New Artists | New Nudes Three new artists intersect with that oldest of subject matters
We’re excited to introduce three of the newest additions to the Twyla roster of artists. Oso Parado, Esteban Schimpf and Aldara Ortega are a trio of artists with very different backgrounds and practices; yet, we found it fascinating when we noted that they are all bound, in part, by their common exploration of the contemporary nude. Their unique approaches to depicting the body reflect our particular zeitgeist, commenting on everything from the primacy of technology to today’s culture of social media oversharing. Read on and see how each artist depicts the most essential subject in art—the human form.
Tulum-based artist Oso Parado makes works that are a colorful commentary on American consumer culture and the cult of celebrity.
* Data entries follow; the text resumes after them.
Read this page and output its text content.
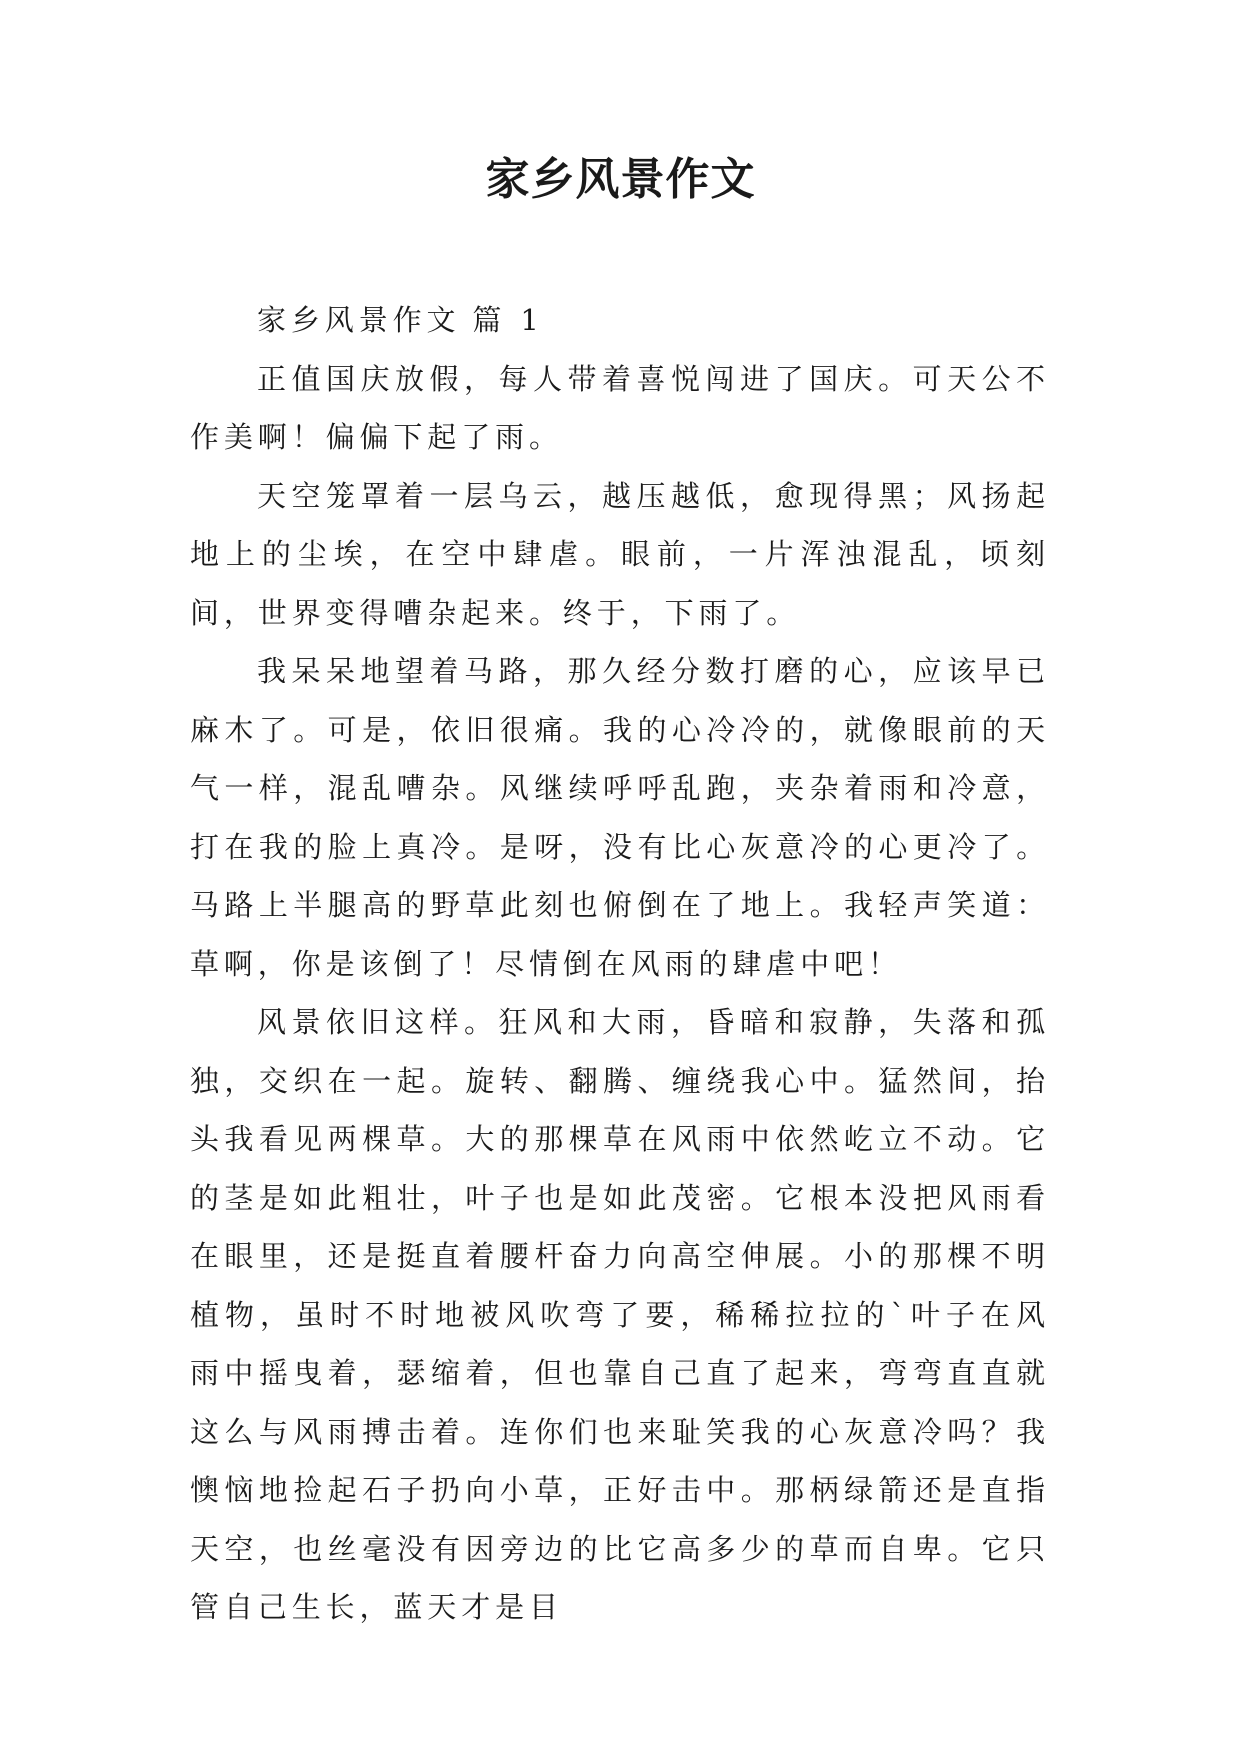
家乡风景作文

家乡风景作文 篇 1

正值国庆放假，每人带着喜悦闯进了国庆。可天公不作美啊！偏偏下起了雨。

天空笼罩着一层乌云，越压越低，愈现得黑；风扬起地上的尘埃，在空中肆虐。眼前，一片浑浊混乱，顷刻间，世界变得嘈杂起来。终于，下雨了。

我呆呆地望着马路，那久经分数打磨的心，应该早已麻木了。可是，依旧很痛。我的心冷冷的，就像眼前的天气一样，混乱嘈杂。风继续呼呼乱跑，夹杂着雨和冷意，打在我的脸上真冷。是呀，没有比心灰意冷的心更冷了。马路上半腿高的野草此刻也俯倒在了地上。我轻声笑道：草啊，你是该倒了！尽情倒在风雨的肆虐中吧！

风景依旧这样。狂风和大雨，昏暗和寂静，失落和孤独，交织在一起。旋转、翻腾、缠绕我心中。猛然间，抬头我看见两棵草。大的那棵草在风雨中依然屹立不动。它的茎是如此粗壮，叶子也是如此茂密。它根本没把风雨看在眼里，还是挺直着腰杆奋力向高空伸展。小的那棵不明植物，虽时不时地被风吹弯了要，稀稀拉拉的`叶子在风雨中摇曳着，瑟缩着，但也靠自己直了起来，弯弯直直就这么与风雨搏击着。连你们也来耻笑我的心灰意冷吗？我懊恼地捡起石子扔向小草，正好击中。那柄绿箭还是直指天空，也丝毫没有因旁边的比它高多少的草而自卑。它只管自己生长，蓝天才是目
His works often draw upon American pop culture—fashion magazines, Instagram and Hollywood —to create images that both question and celebrate the superficiality of our culture of consumption and self-promotion.
“My paintings are about our addiction to stimuli and how modern life has turned into Hollywood and is based on desire.”
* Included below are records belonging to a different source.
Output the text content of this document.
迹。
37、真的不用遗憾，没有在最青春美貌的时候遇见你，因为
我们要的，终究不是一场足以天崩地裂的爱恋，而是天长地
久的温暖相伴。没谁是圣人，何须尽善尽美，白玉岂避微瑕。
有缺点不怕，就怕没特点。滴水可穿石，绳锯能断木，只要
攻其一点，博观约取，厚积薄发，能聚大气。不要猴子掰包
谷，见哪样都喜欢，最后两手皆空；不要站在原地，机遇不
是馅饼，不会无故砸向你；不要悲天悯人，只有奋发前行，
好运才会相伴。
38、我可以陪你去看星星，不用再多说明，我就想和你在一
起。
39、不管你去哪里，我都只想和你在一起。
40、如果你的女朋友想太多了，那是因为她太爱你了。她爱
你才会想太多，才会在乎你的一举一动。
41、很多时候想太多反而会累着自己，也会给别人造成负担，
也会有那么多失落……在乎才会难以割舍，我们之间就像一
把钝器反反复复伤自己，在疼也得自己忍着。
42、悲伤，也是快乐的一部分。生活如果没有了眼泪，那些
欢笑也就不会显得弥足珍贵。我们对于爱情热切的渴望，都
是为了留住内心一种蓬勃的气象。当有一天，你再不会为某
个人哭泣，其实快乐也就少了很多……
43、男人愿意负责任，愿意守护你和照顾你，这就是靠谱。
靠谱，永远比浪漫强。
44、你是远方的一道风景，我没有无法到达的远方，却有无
The Colombian-born, Los Angeles-based artist Esteban Schimpf often begins his compositions with a portraiture session of a model. He coats the model with his proprietary blend of tempera paint and baking flour, and then documents his subjects using classic portraiture techniques. Through this, he establishes each work with technically concise, photographic precision, which he then complicates through the incorporation of painting, layering, and collage.
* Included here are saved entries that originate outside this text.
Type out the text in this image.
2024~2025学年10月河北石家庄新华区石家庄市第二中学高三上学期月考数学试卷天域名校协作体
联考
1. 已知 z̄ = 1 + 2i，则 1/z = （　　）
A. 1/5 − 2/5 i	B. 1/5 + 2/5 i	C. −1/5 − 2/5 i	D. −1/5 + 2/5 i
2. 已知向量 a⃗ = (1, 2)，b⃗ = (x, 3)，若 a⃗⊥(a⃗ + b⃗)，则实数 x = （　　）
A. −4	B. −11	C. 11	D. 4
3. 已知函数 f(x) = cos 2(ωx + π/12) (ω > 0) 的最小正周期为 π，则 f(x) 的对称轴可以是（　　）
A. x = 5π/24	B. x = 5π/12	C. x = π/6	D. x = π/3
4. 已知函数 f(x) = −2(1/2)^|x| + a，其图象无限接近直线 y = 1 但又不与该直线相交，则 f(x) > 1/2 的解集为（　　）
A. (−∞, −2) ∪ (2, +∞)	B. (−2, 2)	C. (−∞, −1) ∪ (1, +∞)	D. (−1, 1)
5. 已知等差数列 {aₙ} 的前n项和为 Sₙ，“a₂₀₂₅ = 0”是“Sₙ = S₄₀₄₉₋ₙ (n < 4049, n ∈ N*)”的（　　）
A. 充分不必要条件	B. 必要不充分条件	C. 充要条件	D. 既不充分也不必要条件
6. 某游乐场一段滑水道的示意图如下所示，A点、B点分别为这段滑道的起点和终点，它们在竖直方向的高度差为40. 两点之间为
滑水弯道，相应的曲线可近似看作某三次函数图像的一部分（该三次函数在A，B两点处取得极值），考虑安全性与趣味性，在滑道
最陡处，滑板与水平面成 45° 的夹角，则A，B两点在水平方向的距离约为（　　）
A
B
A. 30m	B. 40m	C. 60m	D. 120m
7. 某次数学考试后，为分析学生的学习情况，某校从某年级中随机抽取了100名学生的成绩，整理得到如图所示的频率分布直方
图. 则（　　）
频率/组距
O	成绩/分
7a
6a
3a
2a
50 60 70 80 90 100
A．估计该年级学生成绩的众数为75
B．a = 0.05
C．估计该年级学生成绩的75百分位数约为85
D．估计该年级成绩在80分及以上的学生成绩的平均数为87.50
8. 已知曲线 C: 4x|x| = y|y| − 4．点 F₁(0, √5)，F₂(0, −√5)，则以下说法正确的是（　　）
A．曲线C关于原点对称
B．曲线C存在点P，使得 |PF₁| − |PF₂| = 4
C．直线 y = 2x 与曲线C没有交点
When Aldara Ortega moved from Spain to New York City in 2009, she began exploring underwater photography. It became her daily routine to spend hours swimming, where she would observe the patterns and reflections of light refracting through the water. Aldara’s photographs are visual embodiments of the weightless freedom and meditative tranquility she experiences underwater. Her female subjects, usually swathed in flowing fabrics, emanate a calm, harmonious energy as they drift under the surface seemingly suspended in time.
“My focus has been on capturing women underwater and their solitary connection with the water: The grace, beauty and artistry of the female form connecting with the water.”